We need to attract the best and the brightest to public service. These times demand it.
We’re not going to attract the best teachers for our kids, for example, if they only make a fraction of what other professionals make. We’re not going to convince the bravest Americans to put their lives on the line as police officers or firefighters if we don’t properly reward that bravery.”
Indeed, Mr. President, it’s awful when some politician, not knowing all the facts, declares from his high-profile perch that some cops somewhere “acted stupidly.”
Or when a politician characterizes people in government who are just doing their jobs as “enemies” or “hostage takers” or accuses them of taking money from foreigners without evidence. Or when they accuse doctors of taking out people’s tonsils out of greed, or cutting off legs to make money. Or the endless attribution of our economic woes to “Wall Street greed.”

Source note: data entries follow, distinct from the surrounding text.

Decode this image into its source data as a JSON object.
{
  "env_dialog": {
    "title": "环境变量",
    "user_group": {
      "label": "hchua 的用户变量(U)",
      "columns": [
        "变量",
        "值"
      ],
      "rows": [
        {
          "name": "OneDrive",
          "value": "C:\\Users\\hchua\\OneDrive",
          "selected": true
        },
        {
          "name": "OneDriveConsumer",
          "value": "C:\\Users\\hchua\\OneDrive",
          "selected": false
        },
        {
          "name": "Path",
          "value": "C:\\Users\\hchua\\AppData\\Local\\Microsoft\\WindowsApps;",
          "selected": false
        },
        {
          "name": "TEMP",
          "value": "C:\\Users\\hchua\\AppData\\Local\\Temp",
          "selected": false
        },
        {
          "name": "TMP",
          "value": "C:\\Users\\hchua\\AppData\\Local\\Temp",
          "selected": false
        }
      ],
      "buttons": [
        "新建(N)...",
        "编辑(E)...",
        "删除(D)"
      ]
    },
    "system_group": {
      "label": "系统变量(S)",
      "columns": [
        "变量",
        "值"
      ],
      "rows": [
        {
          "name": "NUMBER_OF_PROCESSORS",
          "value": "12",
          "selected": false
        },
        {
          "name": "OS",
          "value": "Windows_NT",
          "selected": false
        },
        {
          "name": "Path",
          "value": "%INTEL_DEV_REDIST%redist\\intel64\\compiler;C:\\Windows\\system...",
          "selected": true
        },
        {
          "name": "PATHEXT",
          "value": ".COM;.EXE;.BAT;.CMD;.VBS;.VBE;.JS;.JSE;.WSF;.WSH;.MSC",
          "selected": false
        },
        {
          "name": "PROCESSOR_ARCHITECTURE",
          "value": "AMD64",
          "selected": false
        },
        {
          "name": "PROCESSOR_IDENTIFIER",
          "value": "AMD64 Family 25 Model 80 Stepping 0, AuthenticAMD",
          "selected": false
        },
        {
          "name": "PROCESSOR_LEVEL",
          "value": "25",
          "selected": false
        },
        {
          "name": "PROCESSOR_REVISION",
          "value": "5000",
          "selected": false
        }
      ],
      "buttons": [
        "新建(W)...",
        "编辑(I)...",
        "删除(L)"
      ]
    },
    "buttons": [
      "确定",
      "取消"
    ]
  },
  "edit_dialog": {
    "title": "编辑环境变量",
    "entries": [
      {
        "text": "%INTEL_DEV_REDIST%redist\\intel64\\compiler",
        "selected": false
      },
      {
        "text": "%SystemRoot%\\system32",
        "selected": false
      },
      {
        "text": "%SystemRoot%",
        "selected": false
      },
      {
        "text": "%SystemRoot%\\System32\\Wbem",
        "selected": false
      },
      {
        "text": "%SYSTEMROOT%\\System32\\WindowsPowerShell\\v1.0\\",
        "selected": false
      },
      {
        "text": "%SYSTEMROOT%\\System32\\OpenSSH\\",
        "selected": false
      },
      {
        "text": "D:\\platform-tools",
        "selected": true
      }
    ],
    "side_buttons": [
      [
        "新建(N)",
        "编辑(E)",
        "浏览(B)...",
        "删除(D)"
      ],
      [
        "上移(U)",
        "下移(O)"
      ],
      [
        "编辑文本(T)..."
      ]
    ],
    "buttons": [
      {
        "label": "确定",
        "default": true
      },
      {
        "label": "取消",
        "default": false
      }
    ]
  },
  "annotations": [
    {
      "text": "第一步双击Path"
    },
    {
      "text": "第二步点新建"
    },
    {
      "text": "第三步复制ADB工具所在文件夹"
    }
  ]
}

Considering how the president himself has denigrated and vilified cops, opposing lawmakers, doctors, the business community, and Wall Street… why should public employee unions be given some sort of special rhetorical protection? What makes them special and above criticism? What the president is calling for is a de facto societal limit on the First Amendment, an unwritten rule that these particular groups – that just happen to be one of his closest political allies – be somehow exempt from the traditional give-and-take of American politics.
Notice, of course, that Obama insists upon the stances and decisions of the leadership of the unions of public employees amount to an attack on the employees themselves.